Marlies Oakley | Spartacus

(Ed: I snapped this pic in Marlies’s studio yesterday!)

Imagine thousands of postage stamps, organised into tubs of colours and themes, then meticulously trim their contents over and over and over again, arrange and adhere them to suit their intended subject, then repeat! This, my friends, is the work of Bundaberg collage artist Marlies Oakley.

There are some extraordinary examples of the postage stamp work in Marlies’s series Nothing New and Nothing New 2 on her website.

Marlies has been working with other imagery in recent times but has returned to the stamp medium to create some of the most beautiful studio dogs in the world (Ed: may be bias here). Quite often we spend a half day in each others studio, and have been doing so through this distancing period. It’s incredibly motivating to team up with another maker and we get an insane amount of work done while we listen to music or Jerry Saltz interviews (get to work you big babies) or just enjoy the sounds of each other scruffling away on our projects.

I can’t wait to show you her pieces for FOUND! Studio Dog, until then have wander through her website or instagram page where you can see her weekly paste up collage (and even order a tee shirt from your favourite collage!)

Marlies, what is your art practice?
As a collage artist my main love is ‘cutting and gluing’. My collage works are all intricately hand cut, with no digital trickery. I construct my paper collages using images sourced from new and vintage magazines, discarded used books, encyclopaedias and postage stamps, and whatever else I can lay my hands on. With each image being used only once, the artworks are totally original and are caught in a time and place.  

“The images are my paint. The scissors are my brush.”

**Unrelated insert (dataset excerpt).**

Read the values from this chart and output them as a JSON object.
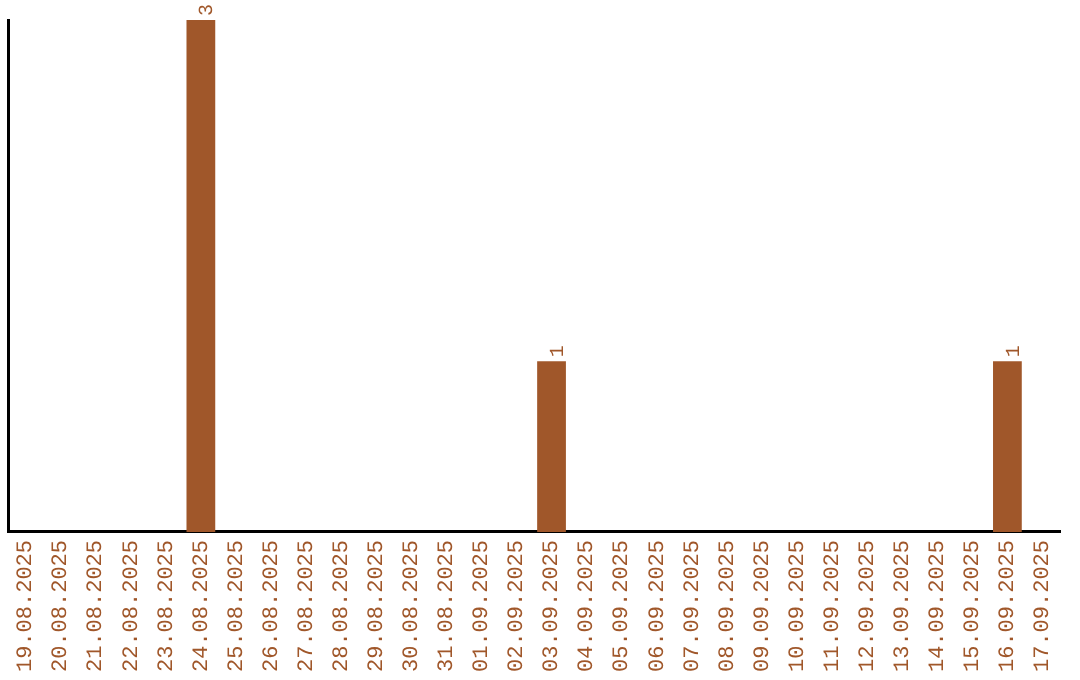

(Ed: Click for Marlies’s Edward Scissorhands piece here :-0 )

Marlies and Spartacus (aka Sparti, Spargle, Party Cat, Monkey Cat, Spitz).

Who is your studio companion?
Aloof studio cat, Spartacus, 16 years old, whose harshest critique is to “spray” on an art work (it’s only happened once). I have many adopted studio dogs – Sunday, Lexie, Willow and Zorro, and Kali, and a lot of geckoes.

What are you working on in your studio now?
Based on my previous work—creating famous portraits using thousands of hand cut, recycled postage stamps—I am currently working on portraits of the three “famous” Bundaberg dogs.

How has the current imposed isolation changed what you’re doing? Has something really surprised you during this transition to ‘artist in quarantine’?
Quarantine hasn’t really happened for me as I’ve had an art shop to run, and everyone in isolation needs art supplies. But I do seem to have lost my mojo, as we sit here in anticipation, wondering how this will all unfold.

I had so many grand plans but have ‘lost it’. So many deadlines have gone, there has been lots of organising, and then re-organising, my studio has never ever been tidier.   

Marlies Oakley, The man with a red turban (after van Eyke), 2018, 61cm x 45cm.

One thought on “Marlies Oakley | Spartacus

  1. A terrific insight of the artist and her explorations. I look forward to seeing her work.
    Spraying can have many connotations. Maybe it was a reminder to seal the work.
    Pets are great supporters. My cats love to add texture to my work.